Marée noire : en Louisiane, les habitants se préparent au pire
Dans le parking qui affiche habituellement complet tous les week-ends, seules quelques voitures chauffent au soleil. Les hamacs tendus face à la mer se balancent, vides. Et les pêcheurs désoeuvrés scrutent un horizon devenu menaçant. Hier après-midi, à la marina de Venice, sur le delta du Mississippi, personne ne crie, personne ne se révolte.
Habitants et commerçants
attendent de connaître l’évolution de la marée noire. En quelques
heures, celle-ci est passée de menace à réalité, souillant les côtes de
Louisiane (où le président
américain est attendu aujourd’hui) et s’approchant d’autres Etats. « On
attend et on croise les doigts, résume Parril, jovial propriétaire d’un
bar et de trois bateaux de pêche. Personne n’est capable de prédire à
long terme les conséquences de la catastrophe. » « Ça n’aurait pas pu
être pire », ajoute le capitaine d’un bateau qui joue nerveusement avec
une épuisette en regardant le ballet des hélicoptères. A quelques
kilomètres de là, l’ambiance est bien plus électrique. Il est 14 heures
et la BP Oil, la compagnie
de pétrole à
l’origine de la marée noire, organise une réunion avec les pêcheurs de
la région pour les inciter à nettoyer les eaux souillées. « Au lieu
d’aller à la pêche, nos bateaux vont maintenant chasser le pétrole,
explique fataliste, Herman, 35 ans, pêcheur à Venice, venu à la réunion.

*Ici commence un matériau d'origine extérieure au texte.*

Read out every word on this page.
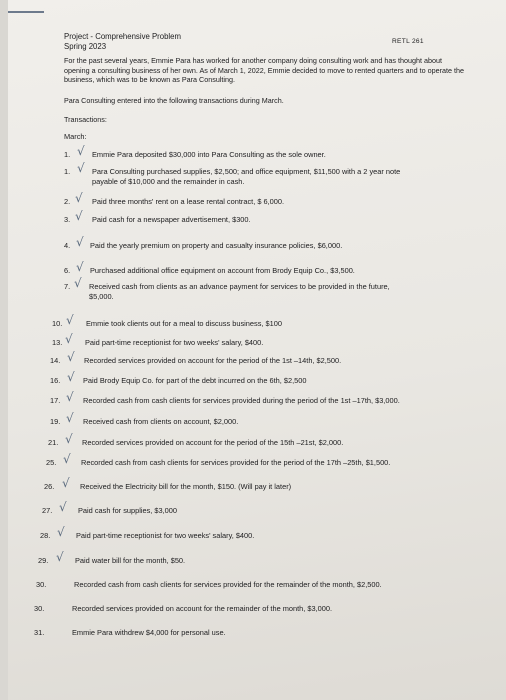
Project - Comprehensive Problem
Spring 2023
RETL 261
For the past several years, Emmie Para has worked for another company doing consulting work and has thought about opening a consulting business of her own. As of March 1, 2022, Emmie decided to move to rented quarters and to operate the business, which was to be known as Para Consulting.
Para Consulting entered into the following transactions during March.
Transactions:
March:
1. √ Emmie Para deposited $30,000 into Para Consulting as the sole owner.
1. √ Para Consulting purchased supplies, $2,500; and office equipment, $11,500 with a 2 year note
payable of $10,000 and the remainder in cash.
2. √ Paid three months' rent on a lease rental contract, $ 6,000.
3. √ Paid cash for a newspaper advertisement, $300.
4. √ Paid the yearly premium on property and casualty insurance policies, $6,000.
6. √ Purchased additional office equipment on account from Brody Equip Co., $3,500.
7. √ Received cash from clients as an advance payment for services to be provided in the future,
$5,000.
10. √ Emmie took clients out for a meal to discuss business, $100
13. √ Paid part-time receptionist for two weeks' salary, $400.
14. √ Recorded services provided on account for the period of the 1st –14th, $2,500.
16. √ Paid Brody Equip Co. for part of the debt incurred on the 6th, $2,500
17. √ Recorded cash from cash clients for services provided during the period of the 1st –17th, $3,000.
19. √ Received cash from clients on account, $2,000.
21. √ Recorded services provided on account for the period of the 15th –21st, $2,000.
25. √ Recorded cash from cash clients for services provided for the period of the 17th –25th, $1,500.
26. √ Received the Electricity bill for the month, $150. (Will pay it later)
27. √ Paid cash for supplies, $3,000
28. √ Paid part-time receptionist for two weeks' salary, $400.
29. √ Paid water bill for the month, $50.
30.	Recorded cash from cash clients for services provided for the remainder of the month, $2,500.
30.	Recorded services provided on account for the remainder of the month, $3,000.
31.	Emmie Para withdrew $4,000 for personal use.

Evidemment j’en veux à cette compagnie de pétrole, reprend Herman, père
de deux enfants et spécialisé dans les crevettes et les crabes. Mais
ce qui est fait est fait. Il faut regarder devant, je suis volontaire
pour nettoyer et vite. » Pourtant, dans le gymnase, où environ 300
pêcheurs remplissent des questionnaires de candidature, personne ne sait
quand commenceront les opérations. « Le plus vite possible », promet
une porte-parole de BP, qui dit comprendre « la catastrophe vécue par
les habitants ». « Nous avons besoin d’un maximum de volontaires. Nous
en avons aujourd’hui 1 000 qui ont répondu à notre appel. »
« Ce sont de belles paroles, mais aucune date n’a été fixée, déplore
Tong Vo, 45 ans, pêcheur à Venice depuis vingt-trois ans. Et de toute
façon, pour cette année, les crevettes, c’est fichu, comme les huîtres…
Tout va mourir. En attendant le retour à la normale, je ne sais pas qui
paiera mes factures. J’ai déjà perdu mon bateau avec l’ouragan Katrina,
en 2005. Je n’avais pas besoin de ça, comme personne ici. »
Mary acquiesce. Elle prend la parole à la place de son mari, trop
dévasté pour s’exprimer. « La pêche, c’est toute notre vie,
chuchote-t-elle. Mon mari a commencé à 12 ans. Les enfants veulent
reprendre le navire et là… tout va peut-être être détruit. Je ne peux
dire qu’une chose : nous avons peur. » Le vent qui porte depuis deux
jours l’odeur un peu âcre du pétrole, lui, continue de souffler.